Tom is dying.
I met Tom in South Africa and we rode together
for a few weeks up to Malawi. If you have read my book you’ll know that I’m not
always complimentary about the man but deep down I knew he was a kind hearted
person and I only wish I’d got to know him better.
We kept in touch sporadically and earlier this
year I found out that he was dying. He’s very open about it and now probably
only has weeks to live.
I wrote to him recently and he replied saying
he’d just read my book (the last book he’s going to read!) and he liked it.

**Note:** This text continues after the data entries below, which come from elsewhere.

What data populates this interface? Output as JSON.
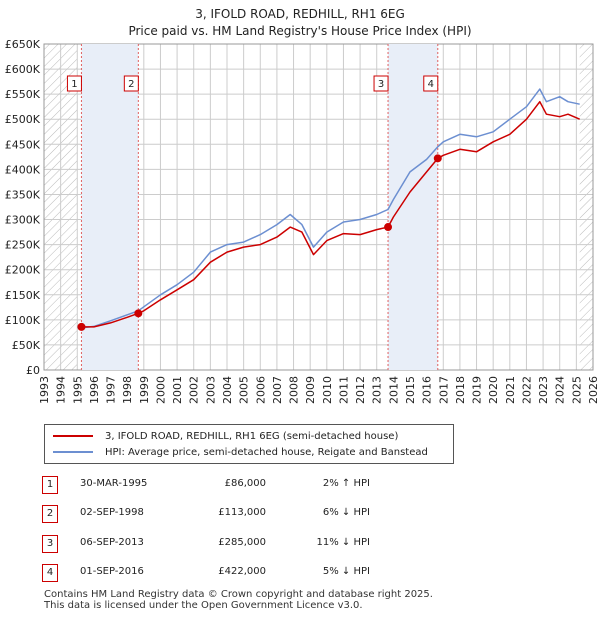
{
  "title_line1": "3, IFOLD ROAD, REDHILL, RH1 6EG",
  "title_line2": "Price paid vs. HM Land Registry's House Price Index (HPI)",
  "colors": {
    "price": "#cc0000",
    "hpi": "#6c8fd1",
    "grid": "#cccccc",
    "shade": "#e8eef8",
    "hatch": "#bbbbbb"
  },
  "chart_data": {
    "type": "line",
    "title": "Price paid vs. HM Land Registry's House Price Index (HPI)",
    "xlabel": "",
    "ylabel": "",
    "xlim": [
      1993,
      2026
    ],
    "ylim": [
      0,
      650000
    ],
    "yticks": [
      0,
      50000,
      100000,
      150000,
      200000,
      250000,
      300000,
      350000,
      400000,
      450000,
      500000,
      550000,
      600000,
      650000
    ],
    "ytick_labels": [
      "£0",
      "£50K",
      "£100K",
      "£150K",
      "£200K",
      "£250K",
      "£300K",
      "£350K",
      "£400K",
      "£450K",
      "£500K",
      "£550K",
      "£600K",
      "£650K"
    ],
    "xticks": [
      1993,
      1994,
      1995,
      1996,
      1997,
      1998,
      1999,
      2000,
      2001,
      2002,
      2003,
      2004,
      2005,
      2006,
      2007,
      2008,
      2009,
      2010,
      2011,
      2012,
      2013,
      2014,
      2015,
      2016,
      2017,
      2018,
      2019,
      2020,
      2021,
      2022,
      2023,
      2024,
      2025,
      2026
    ],
    "data_start_year": 1995.0,
    "data_end_year": 2025.2,
    "shaded_ranges": [
      [
        1995.25,
        1998.67
      ],
      [
        2013.68,
        2016.67
      ]
    ],
    "series": [
      {
        "name": "3, IFOLD ROAD, REDHILL, RH1 6EG (semi-detached house)",
        "x": [
          1995.25,
          1996,
          1997,
          1998,
          1998.67,
          1999,
          2000,
          2001,
          2002,
          2003,
          2004,
          2005,
          2006,
          2007,
          2007.8,
          2008.5,
          2009.2,
          2010,
          2011,
          2012,
          2013,
          2013.68,
          2014,
          2015,
          2016,
          2016.67,
          2017,
          2018,
          2019,
          2020,
          2021,
          2022,
          2022.8,
          2023.2,
          2024,
          2024.5,
          2025.2
        ],
        "values": [
          86000,
          86000,
          94000,
          105000,
          113000,
          118000,
          140000,
          160000,
          180000,
          215000,
          235000,
          245000,
          250000,
          265000,
          285000,
          275000,
          230000,
          258000,
          272000,
          270000,
          280000,
          285000,
          305000,
          355000,
          395000,
          422000,
          428000,
          440000,
          435000,
          455000,
          470000,
          500000,
          535000,
          510000,
          505000,
          510000,
          500000
        ]
      },
      {
        "name": "HPI: Average price, semi-detached house, Reigate and Banstead",
        "x": [
          1995.0,
          1995.25,
          1996,
          1997,
          1998,
          1998.67,
          1999,
          2000,
          2001,
          2002,
          2003,
          2004,
          2005,
          2006,
          2007,
          2007.8,
          2008.5,
          2009.2,
          2010,
          2011,
          2012,
          2013,
          2013.68,
          2014,
          2015,
          2016,
          2016.67,
          2017,
          2018,
          2019,
          2020,
          2021,
          2022,
          2022.8,
          2023.2,
          2024,
          2024.5,
          2025.2
        ],
        "values": [
          85000,
          84000,
          87000,
          98000,
          110000,
          118000,
          126000,
          150000,
          170000,
          195000,
          235000,
          250000,
          255000,
          270000,
          290000,
          310000,
          290000,
          245000,
          275000,
          295000,
          300000,
          310000,
          320000,
          340000,
          395000,
          420000,
          445000,
          455000,
          470000,
          465000,
          475000,
          500000,
          525000,
          560000,
          535000,
          545000,
          535000,
          530000
        ]
      }
    ],
    "sales": [
      {
        "label": "1",
        "x": 1995.25,
        "value": 86000
      },
      {
        "label": "2",
        "x": 1998.67,
        "value": 113000
      },
      {
        "label": "3",
        "x": 2013.68,
        "value": 285000
      },
      {
        "label": "4",
        "x": 2016.67,
        "value": 422000
      }
    ]
  },
  "legend": {
    "price_label": "3, IFOLD ROAD, REDHILL, RH1 6EG (semi-detached house)",
    "hpi_label": "HPI: Average price, semi-detached house, Reigate and Banstead"
  },
  "transactions": [
    {
      "num": "1",
      "date": "30-MAR-1995",
      "price": "£86,000",
      "hpi": "2% ↑ HPI"
    },
    {
      "num": "2",
      "date": "02-SEP-1998",
      "price": "£113,000",
      "hpi": "6% ↓ HPI"
    },
    {
      "num": "3",
      "date": "06-SEP-2013",
      "price": "£285,000",
      "hpi": "11% ↓ HPI"
    },
    {
      "num": "4",
      "date": "01-SEP-2016",
      "price": "£422,000",
      "hpi": "5% ↓ HPI"
    }
  ],
  "footer_line1": "Contains HM Land Registry data © Crown copyright and database right 2025.",
  "footer_line2": "This data is licensed under the Open Government Licence v3.0."
}
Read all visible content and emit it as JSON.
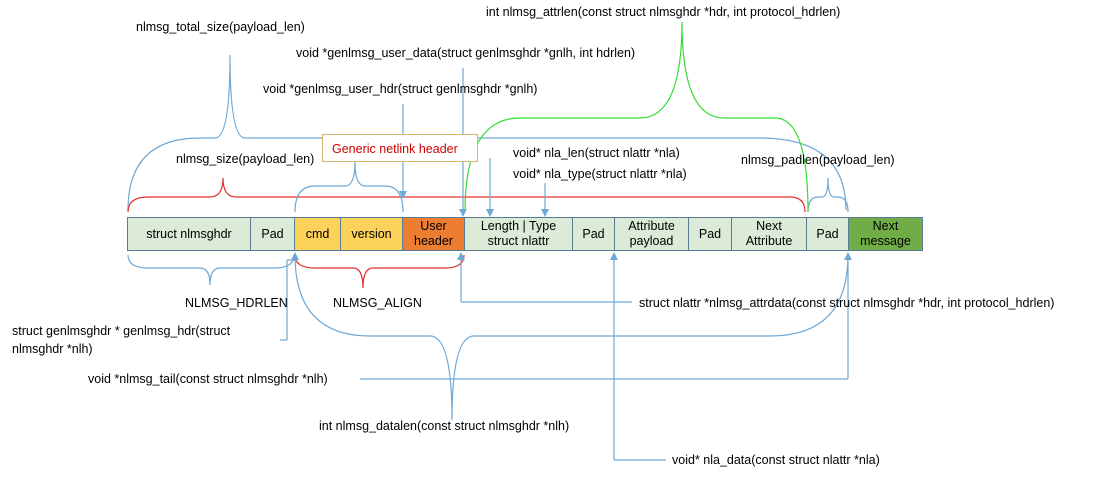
{
  "colors": {
    "cell_default": "#dbebd8",
    "cell_border": "#5a7d95",
    "cell_yellow": "#fdd25a",
    "cell_orange": "#ed7d31",
    "cell_green": "#70ad47",
    "connector_blue": "#6ea8d6",
    "brace_red": "#e03030",
    "brace_green": "#33dd33",
    "header_label_red": "#d00000"
  },
  "cells": [
    {
      "id": "struct-nlmsghdr",
      "text": "struct nlmsghdr"
    },
    {
      "id": "pad-1",
      "text": "Pad"
    },
    {
      "id": "cmd",
      "text": "cmd"
    },
    {
      "id": "version",
      "text": "version"
    },
    {
      "id": "user-header",
      "text": "User header"
    },
    {
      "id": "length-type",
      "text": "Length | Type struct nlattr"
    },
    {
      "id": "pad-2",
      "text": "Pad"
    },
    {
      "id": "attribute-payload",
      "text": "Attribute payload"
    },
    {
      "id": "pad-3",
      "text": "Pad"
    },
    {
      "id": "next-attribute",
      "text": "Next Attribute"
    },
    {
      "id": "pad-4",
      "text": "Pad"
    },
    {
      "id": "next-message",
      "text": "Next message"
    }
  ],
  "labels": {
    "nlmsg_total_size": "nlmsg_total_size(payload_len)",
    "nlmsg_attrlen": "int nlmsg_attrlen(const struct nlmsghdr *hdr, int protocol_hdrlen)",
    "genlmsg_user_data": "void *genlmsg_user_data(struct genlmsghdr *gnlh, int hdrlen)",
    "genlmsg_user_hdr": "void *genlmsg_user_hdr(struct genlmsghdr *gnlh)",
    "generic_netlink_header": "Generic netlink header",
    "nlmsg_size": "nlmsg_size(payload_len)",
    "nla_len": "void* nla_len(struct nlattr *nla)",
    "nla_type": "void* nla_type(struct nlattr *nla)",
    "nlmsg_padlen": "nlmsg_padlen(payload_len)",
    "nlmsg_hdrlen": "NLMSG_HDRLEN",
    "nlmsg_align": "NLMSG_ALIGN",
    "nlmsg_attrdata": "struct nlattr *nlmsg_attrdata(const struct nlmsghdr *hdr, int protocol_hdrlen)",
    "genlmsg_hdr": "struct genlmsghdr * genlmsg_hdr(struct nlmsghdr *nlh)",
    "nlmsg_tail": "void *nlmsg_tail(const struct nlmsghdr *nlh)",
    "nlmsg_datalen": "int nlmsg_datalen(const struct nlmsghdr *nlh)",
    "nla_data": "void* nla_data(const struct nlattr *nla)"
  }
}
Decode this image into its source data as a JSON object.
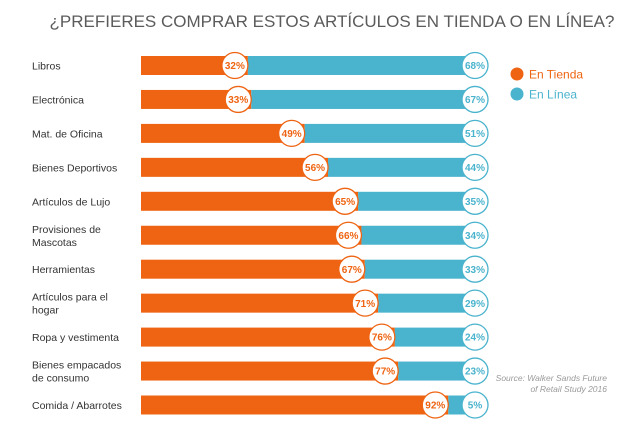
{
  "chart_data": {
    "type": "bar",
    "stacked": true,
    "orientation": "horizontal",
    "title": "¿PREFIERES COMPRAR ESTOS ARTÍCULOS EN TIENDA O EN LÍNEA?",
    "categories": [
      [
        "Libros"
      ],
      [
        "Electrónica"
      ],
      [
        "Mat. de Oficina"
      ],
      [
        "Bienes Deportivos"
      ],
      [
        "Artículos de Lujo"
      ],
      [
        "Provisiones de",
        "Mascotas"
      ],
      [
        "Herramientas"
      ],
      [
        "Artículos para el",
        "hogar"
      ],
      [
        "Ropa y vestimenta"
      ],
      [
        "Bienes empacados",
        "de consumo"
      ],
      [
        "Comida / Abarrotes"
      ]
    ],
    "series": [
      {
        "name": "En Tienda",
        "color": "#ee6412",
        "values": [
          32,
          33,
          49,
          56,
          65,
          66,
          67,
          71,
          76,
          77,
          92
        ]
      },
      {
        "name": "En Línea",
        "color": "#4ab3cd",
        "values": [
          68,
          67,
          51,
          44,
          35,
          34,
          33,
          29,
          24,
          23,
          5
        ]
      }
    ],
    "xlim": [
      0,
      100
    ],
    "value_suffix": "%",
    "legend_position": "right",
    "grid": false,
    "source_lines": [
      "Source: Walker Sands Future",
      "of Retail Study 2016"
    ]
  }
}
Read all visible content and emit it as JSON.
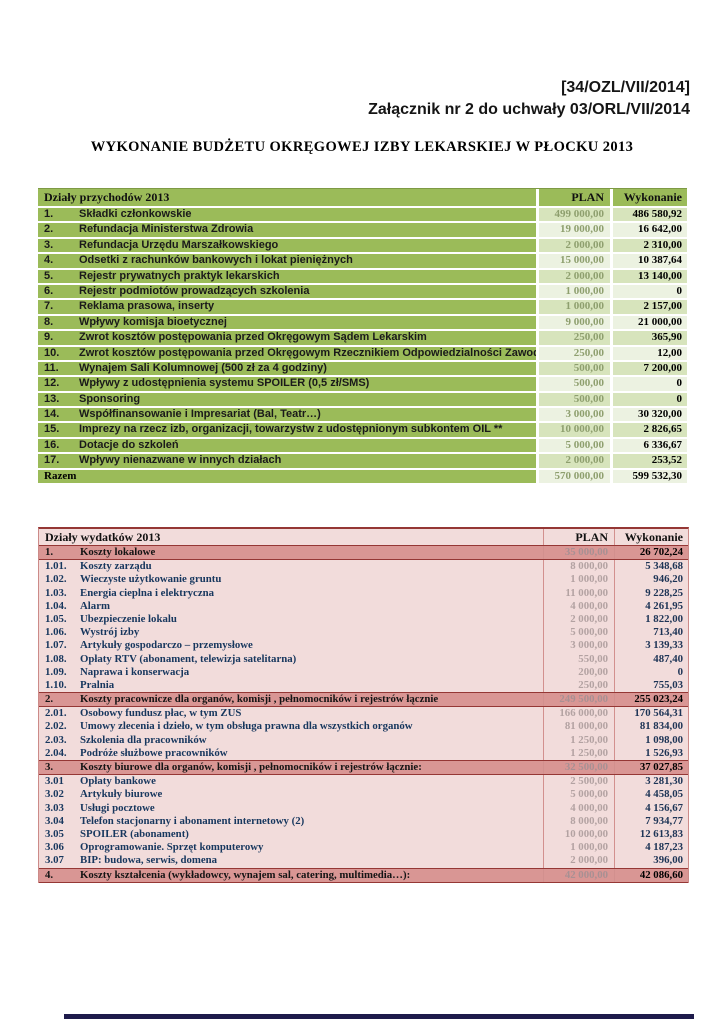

That was certainly a relief.
I think in ‘Gone Riding’ I wrote about his
somewhat cavalier attitude to motorcycle riding and how he kept on talking
about her was going to die. In his last email to me he wrote the following
which really resonated with me and I’d like to leave it here as a sort of
tribute to a lovely man.
“I have a
different sense of my ritual “today is a good day to die” mantra which I
started saying out loud every morning shortly after setting out on my first
motorcycle adventure down the west coast of USA a few months after getting my
first bike and license eleven years ago when I was 62.
As a boy,
I loved being the Indian when playing Cowboys and Indians. I eventually learned
a bit about the Iroquois and that particular saying. It wasn’t the cry of a
warrior off to battle looking for blood and making light of the threat to his
own life as I had thought. Rather, it was what one said whether going into
battle or off on any unusually risky adventure. It was an acknowledgement to
yourself and the great spirits that today you were starting out aware of being
fully alive and traveling on the edge of the precipice. Those days were worth
living. Ordinary days (the one’s presumably not good for dying) were spent
shuffling along through the routines with relatively low risk to life and limb
– the boring day to day of existing. Who would want to die when the blood was
meandering rather than pumping hard? Where a Cowboy (and a motorcyclist too)
would rather die with his boots on, an Indian would rather die on “a good day”.
No
regrets – well,……. maybe a few.
Glad I got
to ride with you even though we didn’t really get to know each other around the
evening campfires. I would have enjoyed that for sure.
And now
it’s over. They tell me I should be dead in a few weeks. As the saying goes,
all good things come to an end. And for me, it’s been grand!
Take care
and keep doing it while you still can.”